Wie will Orbán seinen Kurs in der EU durchsetzen?

Seine Regierung hat einen Aktionsplan zur Flüchtlingsabwehr angekündigt. Den Zehn-Punkte-Plan mit dem Titel „Schengen 2.0“ werde der Ministerpräsident persönlich in mehreren EU-Staaten vorstellen, darunter auch in Deutschland, erklärte die Regierung. Hauptbestandteil des Plans, über den die Nachrichtenagentur AFP berichtete, ist der Schutz der Grenzen des Schengen-Raums.
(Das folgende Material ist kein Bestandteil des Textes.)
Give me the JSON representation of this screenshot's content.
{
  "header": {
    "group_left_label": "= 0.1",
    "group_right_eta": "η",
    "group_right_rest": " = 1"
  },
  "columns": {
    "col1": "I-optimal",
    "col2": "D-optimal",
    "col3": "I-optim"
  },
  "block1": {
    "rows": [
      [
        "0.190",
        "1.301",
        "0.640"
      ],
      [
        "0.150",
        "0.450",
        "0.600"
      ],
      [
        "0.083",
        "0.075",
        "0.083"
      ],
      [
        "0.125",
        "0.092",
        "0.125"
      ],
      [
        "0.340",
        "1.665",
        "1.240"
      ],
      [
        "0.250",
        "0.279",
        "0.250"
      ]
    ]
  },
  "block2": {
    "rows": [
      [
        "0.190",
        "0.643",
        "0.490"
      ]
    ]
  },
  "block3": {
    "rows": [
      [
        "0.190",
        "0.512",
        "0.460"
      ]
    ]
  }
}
Sollte ein Land dazu außerstande sein, müsse es auf die Unterstützung anderer EU-Staaten oder auf die EU-Grenzschutzagentur Frontex zurückgreifen. Bei Missbrauch des Asylrechts sieht der Plan schärfere Strafmaßnahmen vor.
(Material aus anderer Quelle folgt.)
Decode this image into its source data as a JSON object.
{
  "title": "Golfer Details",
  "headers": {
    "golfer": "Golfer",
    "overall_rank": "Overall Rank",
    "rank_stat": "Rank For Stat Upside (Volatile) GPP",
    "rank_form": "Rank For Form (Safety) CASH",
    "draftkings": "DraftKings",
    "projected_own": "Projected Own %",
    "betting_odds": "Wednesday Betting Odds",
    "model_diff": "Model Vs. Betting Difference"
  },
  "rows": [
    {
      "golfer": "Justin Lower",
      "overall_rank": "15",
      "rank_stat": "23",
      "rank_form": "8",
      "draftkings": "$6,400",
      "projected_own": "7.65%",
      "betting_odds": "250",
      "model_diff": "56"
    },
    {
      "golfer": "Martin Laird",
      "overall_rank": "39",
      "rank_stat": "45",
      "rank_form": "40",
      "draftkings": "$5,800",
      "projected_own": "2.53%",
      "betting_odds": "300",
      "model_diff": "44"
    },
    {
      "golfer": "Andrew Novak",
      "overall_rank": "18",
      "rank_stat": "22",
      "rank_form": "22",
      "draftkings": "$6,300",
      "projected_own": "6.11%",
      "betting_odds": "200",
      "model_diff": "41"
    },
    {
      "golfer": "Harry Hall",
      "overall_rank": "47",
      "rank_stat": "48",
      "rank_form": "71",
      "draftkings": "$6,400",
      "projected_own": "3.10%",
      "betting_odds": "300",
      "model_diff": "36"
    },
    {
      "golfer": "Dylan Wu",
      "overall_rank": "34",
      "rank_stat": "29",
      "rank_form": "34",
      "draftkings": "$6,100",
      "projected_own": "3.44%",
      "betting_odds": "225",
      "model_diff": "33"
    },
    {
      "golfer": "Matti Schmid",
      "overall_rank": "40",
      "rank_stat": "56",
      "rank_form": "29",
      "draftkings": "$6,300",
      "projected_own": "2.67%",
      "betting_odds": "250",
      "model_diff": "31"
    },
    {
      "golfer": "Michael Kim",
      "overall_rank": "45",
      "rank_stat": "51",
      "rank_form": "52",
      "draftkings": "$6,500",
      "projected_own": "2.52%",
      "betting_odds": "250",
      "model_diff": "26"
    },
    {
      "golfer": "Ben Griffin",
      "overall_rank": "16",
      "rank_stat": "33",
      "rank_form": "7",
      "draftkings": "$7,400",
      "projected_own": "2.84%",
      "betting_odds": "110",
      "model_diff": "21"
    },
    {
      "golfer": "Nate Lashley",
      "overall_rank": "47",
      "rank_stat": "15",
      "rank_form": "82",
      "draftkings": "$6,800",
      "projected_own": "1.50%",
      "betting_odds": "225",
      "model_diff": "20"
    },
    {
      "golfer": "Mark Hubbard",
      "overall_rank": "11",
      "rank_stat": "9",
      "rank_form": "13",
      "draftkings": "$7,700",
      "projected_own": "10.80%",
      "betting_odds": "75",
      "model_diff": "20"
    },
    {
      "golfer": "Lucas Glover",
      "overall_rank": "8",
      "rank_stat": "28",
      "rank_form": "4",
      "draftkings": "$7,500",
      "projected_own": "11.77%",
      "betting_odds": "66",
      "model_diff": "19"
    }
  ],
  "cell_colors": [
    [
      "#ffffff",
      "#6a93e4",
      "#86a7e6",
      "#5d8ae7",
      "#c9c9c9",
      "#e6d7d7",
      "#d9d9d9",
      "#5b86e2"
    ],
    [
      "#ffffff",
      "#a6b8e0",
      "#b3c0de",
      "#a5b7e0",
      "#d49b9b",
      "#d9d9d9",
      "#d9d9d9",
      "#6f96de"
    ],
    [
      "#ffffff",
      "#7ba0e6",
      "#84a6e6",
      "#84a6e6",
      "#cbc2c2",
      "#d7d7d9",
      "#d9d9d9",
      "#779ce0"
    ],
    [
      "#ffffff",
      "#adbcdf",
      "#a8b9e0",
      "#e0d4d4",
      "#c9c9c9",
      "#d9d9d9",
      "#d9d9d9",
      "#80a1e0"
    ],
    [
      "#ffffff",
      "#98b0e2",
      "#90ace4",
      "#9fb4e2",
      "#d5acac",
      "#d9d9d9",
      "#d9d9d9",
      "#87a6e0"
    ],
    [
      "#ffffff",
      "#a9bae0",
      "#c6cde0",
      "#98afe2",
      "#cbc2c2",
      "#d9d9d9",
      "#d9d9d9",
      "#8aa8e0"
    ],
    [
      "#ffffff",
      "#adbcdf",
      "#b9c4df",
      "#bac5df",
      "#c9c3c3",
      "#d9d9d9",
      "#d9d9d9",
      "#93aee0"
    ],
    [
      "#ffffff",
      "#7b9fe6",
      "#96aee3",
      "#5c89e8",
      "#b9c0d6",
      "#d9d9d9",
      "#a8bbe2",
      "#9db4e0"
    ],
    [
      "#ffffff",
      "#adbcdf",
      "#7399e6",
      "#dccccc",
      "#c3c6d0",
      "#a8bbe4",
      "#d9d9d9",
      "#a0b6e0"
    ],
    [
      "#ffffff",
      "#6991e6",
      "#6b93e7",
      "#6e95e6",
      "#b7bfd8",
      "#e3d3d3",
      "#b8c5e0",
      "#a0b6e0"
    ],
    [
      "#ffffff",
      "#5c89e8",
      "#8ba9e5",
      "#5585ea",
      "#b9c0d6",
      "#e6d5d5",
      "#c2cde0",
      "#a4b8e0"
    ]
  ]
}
Sämtliche Asylanträge sollen außerhalb der EU in kontrollierten und abgeschotteten sogenannten Hot Spots gestellt werden. Der Aktionsplan listet zudem sogenannte sichere Drittstaaten auf. Bei der Verteilung von Flüchtlingen innerhalb der EU bekräftigt die ungarische Regierung ihre bisherige Position: Sie lehnt sie ab. Ungarn hatte im vergangenen Dezember vor dem Europäischen Gerichtshof gegen ein Quotensystem für die Verteilung von Flüchtlingen geklagt.
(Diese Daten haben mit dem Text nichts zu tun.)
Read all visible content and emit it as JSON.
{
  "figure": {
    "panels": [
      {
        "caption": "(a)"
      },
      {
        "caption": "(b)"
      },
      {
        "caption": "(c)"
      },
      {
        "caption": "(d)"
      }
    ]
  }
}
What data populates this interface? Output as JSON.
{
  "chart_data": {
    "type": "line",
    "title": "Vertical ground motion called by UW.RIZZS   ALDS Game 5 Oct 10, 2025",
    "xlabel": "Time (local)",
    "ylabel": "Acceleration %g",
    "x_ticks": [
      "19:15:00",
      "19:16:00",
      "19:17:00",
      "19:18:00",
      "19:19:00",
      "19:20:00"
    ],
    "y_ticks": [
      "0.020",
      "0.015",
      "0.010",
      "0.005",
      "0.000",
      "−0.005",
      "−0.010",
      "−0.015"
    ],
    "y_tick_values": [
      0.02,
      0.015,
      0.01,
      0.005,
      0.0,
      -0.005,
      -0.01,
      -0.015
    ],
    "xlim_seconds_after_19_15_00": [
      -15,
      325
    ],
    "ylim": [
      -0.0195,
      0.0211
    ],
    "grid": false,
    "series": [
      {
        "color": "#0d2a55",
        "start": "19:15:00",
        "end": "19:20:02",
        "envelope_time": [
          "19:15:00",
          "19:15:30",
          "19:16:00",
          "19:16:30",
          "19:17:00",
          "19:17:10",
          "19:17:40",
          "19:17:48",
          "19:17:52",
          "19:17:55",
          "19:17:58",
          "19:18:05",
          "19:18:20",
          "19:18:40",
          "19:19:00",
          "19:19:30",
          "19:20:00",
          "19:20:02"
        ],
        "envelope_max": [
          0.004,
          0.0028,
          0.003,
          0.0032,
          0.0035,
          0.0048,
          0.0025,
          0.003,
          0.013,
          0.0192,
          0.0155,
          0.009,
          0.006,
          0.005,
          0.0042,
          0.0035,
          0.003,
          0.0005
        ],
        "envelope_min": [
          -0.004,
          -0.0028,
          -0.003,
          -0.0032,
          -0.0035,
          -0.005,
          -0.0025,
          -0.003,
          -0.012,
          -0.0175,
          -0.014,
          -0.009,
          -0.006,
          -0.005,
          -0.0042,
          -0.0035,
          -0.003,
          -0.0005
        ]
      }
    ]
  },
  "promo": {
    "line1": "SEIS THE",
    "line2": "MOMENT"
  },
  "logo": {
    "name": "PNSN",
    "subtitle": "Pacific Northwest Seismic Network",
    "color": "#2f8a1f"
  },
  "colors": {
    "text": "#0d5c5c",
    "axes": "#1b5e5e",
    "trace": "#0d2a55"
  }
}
Was verbindet Kohl mit Orbán?

Beide pflegen seit Jahrzehnten eine enge Beziehung. Als Kohls Kanzlerschaft 1998 zu Ende ging, begann die erste Regierungsperiode des damals 35-jährigen Orbán. Schon damals schätzte Kohl den ungarischen Newcomer als zupackenden Konservativen. Orbán wiederum stand zu Kohl, als der im Jahr 2000 wegen der CDU-Spendenaffäre in der eigenen Partei zu einer Art Paria wurde. Während Angela Merkel die CDU aufforderte, sich von Übervater Kohl zu lösen, erwies Orbán dem Kanzler der Einheit in Budapest die Ehre – und überreichte ihm die Millenniums-Medaille für Staatsmänner, die Ungarn den Weg nach Europa geebnet haben. Kohl, der Zeit seines politischen Lebens in Kategorien wie Treue und Verrat dachte, hat das nie vergessen. Bis heute nennt Kohl den Ungarn seinen „Freund“. So auch in einem Vorwort zur ungarischen Ausgabe seines Appells „Aus Sorge um Europa“. In dem Text, den der Tagesspiegel am Sonntag in gekürzter Fassung veröffentlichte, schreibt Kohl, er sei sich mit Orbán bis heute in Europa-Fragen einig.

Lehnt Kohl Merkels Flüchtlingspolitik ebenso entschieden ab wie Orbán?

Zumindest geht er in dem aktuellen Text erkennbar auf Distanz zu Angela Merkels Kurs. So kritisiert er ihren Entschluss vom September 2015, Flüchtlinge aus Ungarn zur Weiterreise nach Deutschland einzuladen. „Einsame Entscheidungen, so begründet sie dem Einzelnen erscheinen mögen, und nationale Alleingänge müssen der Vergangenheit angehören“, schreibt Kohl. Merkel hatte ihr Vorgehen damals nicht mit den EU-Partnern abgesprochen. Zudem betont Kohl die Notwendigkeit zur Begrenzung des Flüchtlingszuzugs und begründet dies auch mit fundamentalen kulturellen Unterschieden. Viele Flüchtlinge kämen „aus unterschiedlichen Kulturkreisen“ und folgten oft „einem anderen als dem jüdisch- christlichen Glauben, der zu den Grundlagen unserer Werte- und Gesellschaftsordnung gehört“. Das führe zu Diskussionen sowie zu Verunsicherungen bei den Menschen. „Es geht um unsere Existenz“, schreibt Kohl. Neben den humanitären Aspekten müsse Europa zugleich „wohlbegründete kulturelle und sicherheitspolitische Interessen berücksichtigen“.